Голос такой же, как их голоса, сказал:
— Выдержать это и — если не считать исключений, порожденных человеческой слабостью, — сохранить приличия, вот что нас закалило! Это не написанная еще славная страница нашей истории…
Грёневольд выключил проигрыватель и вернулся на свое место.
— Никак это глас самого господа бога в среде тернового куста? — сказал Нонненрот.
Грёневольд сел.
— Это была фраза из речи, с которой Генрих Гиммлер выступил перед палачами, когда они осуществляли «окончательное решение» еврейского вопроса, уничтожив шесть миллионов людей.
— Пять и восемь десятых, по последним данным, — уточнил Йоттгримм.
— Повторите это еще раз!
— Пять и восемь десятых.
— Хотели ли вы сказать еще что-нибудь, коллега Грёневольд? — спросил Гнуц.
— Нет, — сказал Грёневольд.
Гнуц поднялся.
— Господа коллеги, поскольку никто больше не хочет взять слова, приступим к голосованию. Предложение номер один исходит от меня и вам известно. Присутствуют ли все господа с решающим голосом?
— Да, кроме викария…
— Этот заупокойную мессу служит…
— Какое там, мальчишка-то евангелист, — сказал Матушат.
— Господин Нонненрот…
— Здесь! Мужчина и птица с победой летят! — рявкнул Нонненрот и подошел к умывальнику. — Посадка на воде.
— А господин Куддевёрде?
— Он же поручил вам проголосовать за него, господин Нонненрот?
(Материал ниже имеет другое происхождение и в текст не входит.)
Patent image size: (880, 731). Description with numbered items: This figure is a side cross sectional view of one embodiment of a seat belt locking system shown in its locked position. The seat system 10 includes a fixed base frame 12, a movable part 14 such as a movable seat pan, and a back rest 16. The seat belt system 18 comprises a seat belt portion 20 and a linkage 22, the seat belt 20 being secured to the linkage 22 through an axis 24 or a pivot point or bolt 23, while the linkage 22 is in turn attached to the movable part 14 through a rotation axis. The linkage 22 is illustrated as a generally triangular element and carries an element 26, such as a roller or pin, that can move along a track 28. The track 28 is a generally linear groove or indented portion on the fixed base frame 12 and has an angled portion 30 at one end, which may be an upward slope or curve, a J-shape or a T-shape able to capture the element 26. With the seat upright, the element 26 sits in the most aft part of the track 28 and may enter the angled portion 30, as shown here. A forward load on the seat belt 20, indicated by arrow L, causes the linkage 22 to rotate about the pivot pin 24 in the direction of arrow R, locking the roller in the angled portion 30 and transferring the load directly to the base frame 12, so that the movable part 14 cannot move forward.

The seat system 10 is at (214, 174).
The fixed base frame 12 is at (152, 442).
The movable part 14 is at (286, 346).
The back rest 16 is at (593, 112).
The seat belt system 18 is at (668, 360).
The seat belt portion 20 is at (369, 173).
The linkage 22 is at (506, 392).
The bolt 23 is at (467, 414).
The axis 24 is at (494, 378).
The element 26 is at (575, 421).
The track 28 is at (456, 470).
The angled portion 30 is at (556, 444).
— Так точно, к востоку от Эльбы это принято.
— Ну хорошо. Итак, приступим к голосованию: кто за мое предложение немедленно исключить из школы ученика Йохена Рулля, шестой класс «Б», за подстрекательство против учительского состава, подрыв моральных устоев среди учеников и клевету на нашу школу — точный текст приказа мы еще отработаем совместно с господином доктором Немитцем, — итак, кто за то, чтобы немедленно исключить из школы этого Рулля, прошу поднять руки! Один, два, три, четыре, пять, шесть, семь, восемь, девять! Девять. Я насчитал девять голосов, помогите мне, пожалуйста, проверить, точно ли это, господа! Верно, девять?
— А ваш собственный голос, господин директор? — спросил Грёневольд.
— Нет, я хотел бы воздержаться, уважаемый коллега, — сказал Гнуц. — Проверим еще раз: кто голосует против моего предложения? Один, два, три голоса! Кто воздержался? Один, два, три, четыре, пять! Господа, тем самым отпадают предложения Грёневольда, Криспенховена и Годелунда. Дело Рулля окончено. Благодарю вас, господа, и желаю всем приятного времяпрепровождения. Всего хорошего!
— Скажите, господа, что это случилось сегодня с коллегой Грёневольдом? — спросил Гнуц в коридоре. — Должен признаться, что моя доброжелательность была подвергнута чрезмерному испытанию.
— Совсем зарвался, — сказал Хюбенталь.
Д-р Немитц ухмыльнулся.
— Я бы сказал скорее: показал свое подлинное лицо.
— Мне кажется, господа, что он в самом деле ожидал, что мы сядем с этим бандюгой за один стол и начнем симпозиум по вопросам педагогики.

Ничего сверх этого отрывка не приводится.